Let $G$ denote a finite group, and let $V$ be a complex and finite dimensional $G$ module; that is, there is a group representation $G\to GL(V)$. Finally, let $T\colon V\to V$ be an intertwining map, that is, a linear map such that $T(gv)=g T(v)$ for all $v\in V$ and $g\in G$.
By the theorem of Maschke, there are irreducible $G$-modules $V_1, V_2, \ldots, V_n$ such that $$ V=V_1\oplus V_2 \oplus \ldots \oplus V_n.$$
Question. Is it true that $$T v_j=\lambda_j v_j, \qquad \forall v_j\in V_j,$$ for some $\lambda_1,\ldots,\lambda_n\in\mathbb C$?
The lemma of Schur says that this is the case provided that $$\tag{*}T(V_j)\subset V_j.$$ This is because, in this case, $T$ restricts to an intertwining self-map of $V_j$, which is irreducible. Therefore such restriction must be a scalar multiple of the identity.
But is it true that (*) always holds with the given assumptions?
EDIT. This question arises from the following observations. Suppose that $G$ is finite and abelian, and let $L^2(G)$ denote the space of all complex-valued functions on $G$, which is a $G$-module with the representation $gf(x):=f(x-g)$. (This seemingly complicated notation hints at more general cases, with infinite groups).
Let $\chi\in L^2(G)$ denote a character, that is, a homomorphism of $G$ into $\mathbb C^\times$. Then an intertwining map $T\colon L^2(G)\to L^2(G)$ satisfies $$T\chi=\lambda_\chi \chi, $$ as it is easy to prove. And since the irreps are in this case the 1-dimensional subspaces $$ \operatorname*{span}(\chi), $$ it follows that intertwining maps of the $G$-module $L^2(G)$ are diagonalized by irreps. (As the accepted answer clearly shows, intertwining maps of other $G$-modules need not be even diagonalizable! This is the reason why I found that answer surprising and enlightening).
Let us consider an infinite and non-abelian case.

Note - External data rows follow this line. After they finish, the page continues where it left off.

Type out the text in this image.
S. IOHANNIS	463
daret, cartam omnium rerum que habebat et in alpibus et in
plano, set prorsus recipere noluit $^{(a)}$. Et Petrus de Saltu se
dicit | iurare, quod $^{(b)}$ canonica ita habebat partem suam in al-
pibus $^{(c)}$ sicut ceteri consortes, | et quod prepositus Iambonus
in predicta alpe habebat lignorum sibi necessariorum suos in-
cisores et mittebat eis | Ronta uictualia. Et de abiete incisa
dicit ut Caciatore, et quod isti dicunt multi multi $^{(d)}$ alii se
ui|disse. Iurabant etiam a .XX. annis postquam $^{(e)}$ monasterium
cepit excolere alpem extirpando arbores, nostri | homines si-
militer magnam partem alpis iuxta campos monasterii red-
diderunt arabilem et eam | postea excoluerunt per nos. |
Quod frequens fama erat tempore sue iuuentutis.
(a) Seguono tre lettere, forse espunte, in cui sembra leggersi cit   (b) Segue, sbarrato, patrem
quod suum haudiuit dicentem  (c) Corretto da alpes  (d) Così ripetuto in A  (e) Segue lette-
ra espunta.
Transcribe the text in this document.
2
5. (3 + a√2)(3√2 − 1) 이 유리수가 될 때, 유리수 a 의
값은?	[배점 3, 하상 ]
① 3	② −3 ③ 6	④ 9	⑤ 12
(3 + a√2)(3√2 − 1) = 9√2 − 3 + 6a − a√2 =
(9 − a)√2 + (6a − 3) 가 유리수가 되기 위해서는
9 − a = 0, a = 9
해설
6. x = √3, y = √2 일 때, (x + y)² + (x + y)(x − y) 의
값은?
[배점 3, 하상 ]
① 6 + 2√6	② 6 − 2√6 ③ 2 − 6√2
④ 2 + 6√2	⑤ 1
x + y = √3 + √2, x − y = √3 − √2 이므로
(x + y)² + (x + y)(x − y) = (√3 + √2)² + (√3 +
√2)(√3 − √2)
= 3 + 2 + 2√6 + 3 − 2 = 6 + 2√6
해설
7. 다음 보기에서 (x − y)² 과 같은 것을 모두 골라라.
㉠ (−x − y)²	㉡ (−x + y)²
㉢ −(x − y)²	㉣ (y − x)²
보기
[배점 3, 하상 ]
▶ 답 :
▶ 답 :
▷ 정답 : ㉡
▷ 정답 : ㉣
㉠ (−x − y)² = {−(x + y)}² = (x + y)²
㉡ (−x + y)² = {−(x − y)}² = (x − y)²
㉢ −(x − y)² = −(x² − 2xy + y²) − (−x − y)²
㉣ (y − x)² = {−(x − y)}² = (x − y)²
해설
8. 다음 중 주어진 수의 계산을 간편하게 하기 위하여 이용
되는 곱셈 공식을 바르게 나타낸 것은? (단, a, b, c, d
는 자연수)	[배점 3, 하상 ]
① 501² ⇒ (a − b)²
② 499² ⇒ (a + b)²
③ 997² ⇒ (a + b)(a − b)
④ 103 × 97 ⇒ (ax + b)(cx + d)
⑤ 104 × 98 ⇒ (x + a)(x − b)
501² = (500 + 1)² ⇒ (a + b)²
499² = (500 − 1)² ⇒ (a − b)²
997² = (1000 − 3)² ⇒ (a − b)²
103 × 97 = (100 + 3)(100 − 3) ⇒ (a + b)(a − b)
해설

Suppose that $T\colon L^2(\mathbb S^{d-1})\to L^2(\mathbb S^{d-1})$ is rotation-invariant; $$ (Tf)(R^{-1}x)=T(f(R^{-1}\cdot))(x).$$ Then $T$ is diagonalized by spherical harmonics. Precisely, letting $$\{Y_{n, j}\ :\ j=1, \ldots, N(n)\}$$ denote a complete orthonormal system of spherical harmonics of degree $n$, we have that $$ Tf=\sum_{n=0}^\infty \lambda_n \sum_{j=1}^{N(n)} \hat{f}(n, j) Y_{n, j}, $$ where we have let $\hat{f}(n, j)$ denote the coefficient $\langle f | Y_{n, j}\rangle.$
This latter example actually is a consequence of the lemma of Schur. Indeed, the decomposition of the $SO(d)$-module $L^2(\mathbb S^{d-1})$ into irreps is precisely $$ \bigoplus_{n=0}^\infty \operatorname*{span}\{ Y_{n,j}\ :\ j=1, \ldots, N(n)\}, $$ and these irreps are pairwise non-isomorphic, because $N(n)$ is not a constant. (Actually, $N(n)$ has a well-known combinatorial expression, which there is no need to write down explicitly here).
It is not necessarily true that $T(V_j) \subset V_j$ for all $j$. For instance, consider the representation of $G = \Bbb Z/n \Bbb Z$ given by $$ \rho(k) = \pmatrix{\omega^k & 0\\0 & \omega^k}, $$ where $\omega$ is the $n$th root of unity $\omega = e^{2 \pi i / n}$. We note that in this case, $$ T = \pmatrix{0&1\\1&0} $$ is an intertwining map (in fact, so is any $T : \Bbb C^2 \to \Bbb C^2$).